A diversificação “fazia muito sentido” nos anos 90 e nos anos 2000, quando a escala era benéfica para os grupos de consumidores, escreveram na sexta-feira os analistas da Bernstein, liderados por Callum Elliott.
Esse modelo mudou: “Os benefícios da escala em todas as categorias não compensam mais as desvantagens da complexidade”, escreveu ele.
Os analistas, no início desta semana, advertiram que, embora uma venda pudesse dar um impulso aos acionistas e permitir que a empresa se concentrasse em áreas de crescimento mais rápido, seria uma distração para a administração e os investidores no curto prazo.
“Em algum momento, a Unilever precisará arrancar o curativo e pode-se argumentar que nunca há um bom momento, mas não achamos que o momento seja agora, considerando tudo o que está acontecendo”, escreveu Warren Ackerman, do Barclays.
A multinacional ainda possui uma longa lista de marcas mais locais, incluindo a marca britânica de mostarda Colman’s, a fabricante de maionese Amora, da França, e as geléias Kissan, da Índia.
Fernandez já disse que a empresa reservou entre 1 bilhão e 1,5 bilhão de euros para a venda de pequenas marcas de alimentos.
Na última década, a Unilever vendeu outros ativos alimentícios, inclusive sua divisão global de pastas, que incluía a I Can’t Believe It’s Not Butter! e, mais recentemente, a marca de lanches Graze e o fabricante de carnes vegetais The Vegetarian Butcher.
A empresa desmembrou sua empresa de sorvetes na Magnum Ice Cream, mantendo uma participação de quase 20% que planeja vender nos próximos anos.
As principais empresas de alimentos, como a Unilever e a rival Nestlé, estão lutando para impulsionar o crescimento, já que os consumidores sem dinheiro para gastar estão reduzindo os gastos e recorrendo a marcas mais baratas das lojas. A crescente popularidade dos medicamentos para perda de peso GLP-1 também é uma ameaça, pois os compradores comem menos em geral ou optam por produtos menos calóricos.
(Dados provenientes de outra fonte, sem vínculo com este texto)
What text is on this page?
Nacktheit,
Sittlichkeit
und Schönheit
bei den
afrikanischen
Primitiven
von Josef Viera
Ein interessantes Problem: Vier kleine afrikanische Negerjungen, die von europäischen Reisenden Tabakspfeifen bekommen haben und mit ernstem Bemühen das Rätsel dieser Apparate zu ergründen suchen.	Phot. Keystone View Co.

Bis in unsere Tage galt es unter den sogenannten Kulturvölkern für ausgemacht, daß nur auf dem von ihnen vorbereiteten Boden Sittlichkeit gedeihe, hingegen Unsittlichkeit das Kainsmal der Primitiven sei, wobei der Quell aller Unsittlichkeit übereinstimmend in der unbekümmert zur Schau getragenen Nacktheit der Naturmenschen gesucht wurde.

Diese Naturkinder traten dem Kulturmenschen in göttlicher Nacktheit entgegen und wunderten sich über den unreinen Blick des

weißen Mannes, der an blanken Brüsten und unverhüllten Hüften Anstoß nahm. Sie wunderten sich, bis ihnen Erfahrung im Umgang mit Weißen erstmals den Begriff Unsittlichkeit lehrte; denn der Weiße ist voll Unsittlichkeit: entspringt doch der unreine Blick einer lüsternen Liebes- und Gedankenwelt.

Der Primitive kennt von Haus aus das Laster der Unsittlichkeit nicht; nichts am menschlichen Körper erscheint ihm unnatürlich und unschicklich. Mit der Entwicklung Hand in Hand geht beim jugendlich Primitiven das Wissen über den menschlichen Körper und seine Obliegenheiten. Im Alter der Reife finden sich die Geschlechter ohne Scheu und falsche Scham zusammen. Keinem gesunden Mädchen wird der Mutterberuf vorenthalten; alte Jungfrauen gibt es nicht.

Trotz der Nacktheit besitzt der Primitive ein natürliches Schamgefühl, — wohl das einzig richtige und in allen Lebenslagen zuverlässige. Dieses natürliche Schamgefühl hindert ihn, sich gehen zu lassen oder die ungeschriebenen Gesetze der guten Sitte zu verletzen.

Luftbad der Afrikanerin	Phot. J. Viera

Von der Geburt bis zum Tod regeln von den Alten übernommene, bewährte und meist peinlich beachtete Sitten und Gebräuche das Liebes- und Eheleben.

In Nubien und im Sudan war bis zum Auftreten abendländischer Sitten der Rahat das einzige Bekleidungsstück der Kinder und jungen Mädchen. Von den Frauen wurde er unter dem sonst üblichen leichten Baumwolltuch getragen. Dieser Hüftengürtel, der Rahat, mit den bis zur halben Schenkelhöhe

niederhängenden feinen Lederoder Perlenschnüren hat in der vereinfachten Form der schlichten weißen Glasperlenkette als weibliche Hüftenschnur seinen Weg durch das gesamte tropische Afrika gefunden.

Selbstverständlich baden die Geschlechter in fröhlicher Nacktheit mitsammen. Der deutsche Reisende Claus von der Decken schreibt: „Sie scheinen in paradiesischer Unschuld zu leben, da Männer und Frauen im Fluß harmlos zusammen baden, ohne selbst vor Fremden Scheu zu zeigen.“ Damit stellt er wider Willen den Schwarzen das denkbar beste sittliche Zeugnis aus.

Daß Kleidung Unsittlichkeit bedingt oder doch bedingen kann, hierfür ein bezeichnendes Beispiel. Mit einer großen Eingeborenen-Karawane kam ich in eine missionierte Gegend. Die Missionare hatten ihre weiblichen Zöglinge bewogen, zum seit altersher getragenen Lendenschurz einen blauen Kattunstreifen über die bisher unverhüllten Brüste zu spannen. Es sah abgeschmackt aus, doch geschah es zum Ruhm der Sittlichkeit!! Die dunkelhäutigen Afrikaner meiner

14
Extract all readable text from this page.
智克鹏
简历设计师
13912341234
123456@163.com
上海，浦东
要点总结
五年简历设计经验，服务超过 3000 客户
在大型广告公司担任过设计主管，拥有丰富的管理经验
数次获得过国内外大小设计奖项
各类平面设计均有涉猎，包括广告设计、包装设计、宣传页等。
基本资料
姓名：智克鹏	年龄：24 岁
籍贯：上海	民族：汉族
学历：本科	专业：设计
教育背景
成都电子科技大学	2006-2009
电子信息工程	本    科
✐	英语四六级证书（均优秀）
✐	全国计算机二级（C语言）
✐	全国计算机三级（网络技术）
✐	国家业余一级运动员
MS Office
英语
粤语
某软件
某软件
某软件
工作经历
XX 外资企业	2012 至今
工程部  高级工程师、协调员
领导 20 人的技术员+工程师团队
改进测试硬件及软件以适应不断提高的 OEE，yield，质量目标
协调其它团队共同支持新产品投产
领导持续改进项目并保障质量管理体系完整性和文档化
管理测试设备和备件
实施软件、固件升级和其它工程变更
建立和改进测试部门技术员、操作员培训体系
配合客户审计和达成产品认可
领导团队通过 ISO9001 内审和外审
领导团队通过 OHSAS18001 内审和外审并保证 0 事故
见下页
A beleza, por outro lado, tem sido um importante mercado em crescimento para as multinacionais, já que tanto os consumidores mais jovens quanto os mais velhos gastam em tudo, desde rotinas de cuidados com a pele em várias etapas até coleções de fragrâncias.
A McCormick, cuja história remonta a 1889 como vendedora de cerveja de raiz nos EUA, tornou-se uma grande vendedora de especiarias e temperos, como a Billy Bee, e vem adquirindo líderes locais em mercados como o Reino Unido e a Polônia nos últimos anos.
Suas ações nos últimos 20 anos demonstraram que a empresa quer ir além dos temperos e se tornar uma grande vendedora no setor de condimentos, já que molhos picantes e maioneses com sabor são um grande negócio, especialmente entre os consumidores mais jovens.
A maior investida em condimentos ocorreu em 2017, quando a McCormick comprou a divisão de alimentos da Reckitt Benckiser, a RB Foods, por US$ 4,2 bilhões, dando-lhe as marcas cruciais French’s mustard e Frank’s RedHot sauce.
Há cerca de uma década, a McCormick tentou comprar a Premier Foods da Grã-Bretanha, proprietária da Mr. Kipling e do molho Bisto, mas o negócio foi rejeitado por subestimar a empresa. Posteriormente, a Premier Foods firmou uma parceria com a japonesa Nissin Foods.